Baca berita dengan sedikit iklan, klik di sini
NIRMA Suharto baru berusia 29 tahun. Dia merasa bak divonis mati ketika tahu mengidap spinal muscular atrophy (SMA). Penyakit ini sungguh mengerikan. Dia melemahkan sistem otot, membuat penderita sulit berjalan, menggerakkan leher dan kepala, serta bernapas dan menelan. Karena otot pernapasannya terganggu, pasien juga rentan terserang gagal paru-paru.
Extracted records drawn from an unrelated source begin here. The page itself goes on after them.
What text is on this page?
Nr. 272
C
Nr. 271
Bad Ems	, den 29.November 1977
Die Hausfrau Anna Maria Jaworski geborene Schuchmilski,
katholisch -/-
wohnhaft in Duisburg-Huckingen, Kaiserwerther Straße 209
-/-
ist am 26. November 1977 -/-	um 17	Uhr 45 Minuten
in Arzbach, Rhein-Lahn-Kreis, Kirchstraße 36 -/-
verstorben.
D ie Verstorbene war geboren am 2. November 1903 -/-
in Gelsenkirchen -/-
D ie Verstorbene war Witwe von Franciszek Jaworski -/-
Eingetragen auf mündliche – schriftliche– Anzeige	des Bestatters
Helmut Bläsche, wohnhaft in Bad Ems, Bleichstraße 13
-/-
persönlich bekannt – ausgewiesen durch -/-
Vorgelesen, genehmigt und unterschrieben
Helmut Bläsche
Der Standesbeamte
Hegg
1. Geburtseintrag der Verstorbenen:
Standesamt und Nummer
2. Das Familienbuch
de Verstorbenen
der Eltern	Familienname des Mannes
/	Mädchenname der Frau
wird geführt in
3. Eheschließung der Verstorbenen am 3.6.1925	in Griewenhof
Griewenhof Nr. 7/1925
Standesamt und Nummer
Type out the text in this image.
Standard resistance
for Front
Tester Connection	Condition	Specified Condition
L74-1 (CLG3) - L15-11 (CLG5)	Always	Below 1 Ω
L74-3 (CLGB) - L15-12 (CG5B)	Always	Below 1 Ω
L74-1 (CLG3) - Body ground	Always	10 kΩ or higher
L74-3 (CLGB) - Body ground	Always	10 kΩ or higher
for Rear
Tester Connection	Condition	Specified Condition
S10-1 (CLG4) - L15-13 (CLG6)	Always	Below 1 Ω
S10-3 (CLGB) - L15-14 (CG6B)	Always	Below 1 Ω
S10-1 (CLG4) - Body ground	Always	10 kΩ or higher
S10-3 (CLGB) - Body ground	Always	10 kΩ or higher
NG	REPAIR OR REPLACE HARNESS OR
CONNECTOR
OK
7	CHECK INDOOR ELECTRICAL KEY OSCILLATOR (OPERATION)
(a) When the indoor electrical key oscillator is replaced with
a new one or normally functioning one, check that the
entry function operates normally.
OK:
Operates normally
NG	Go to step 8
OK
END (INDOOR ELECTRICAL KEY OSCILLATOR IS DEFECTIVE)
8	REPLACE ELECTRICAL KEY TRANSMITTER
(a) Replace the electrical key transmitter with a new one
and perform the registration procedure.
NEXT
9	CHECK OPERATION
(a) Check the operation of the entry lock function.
Kini ia harus duduk di kursi roda. Nirma juga menderita pneumonia. Namun sekilas alumnus Universitas Atma Jaya Jakarta ini tampak sehat-sehat saja. Tapi kondisinya niscaya terus melemah. Menurut dokter, ibu satu anak ini tak punya harapan sembuh. Penderita penyakit langka ini umumnya tak hidup lama. Pengidap SMA tipe 1—jenis yang terparah—hanya bertahan hidup beberapa bulan. Nirma memang ”hanya” mengidap SMA tipe 3, yang membuatnya bisa bertahan lebih lama, hingga belasan tahun.
Gejala penyakit ini sebenarnya sudah lama ada. Sejak kecil dia sudah sulit berjalan. Namun warga Ciganjur, Jakarta Selatan, ini diduga terkena polio, yang gejalanya mirip. Baru ketika dewasa ia tahu penyakit sebenarnya. Meski syok, ia tetap berusaha sembuh. Berbagai jenis pengobatan—medis dan tradisional—telah dilakoninya. Tapi tak ada kemajuan. Otot-ototnya makin lemah.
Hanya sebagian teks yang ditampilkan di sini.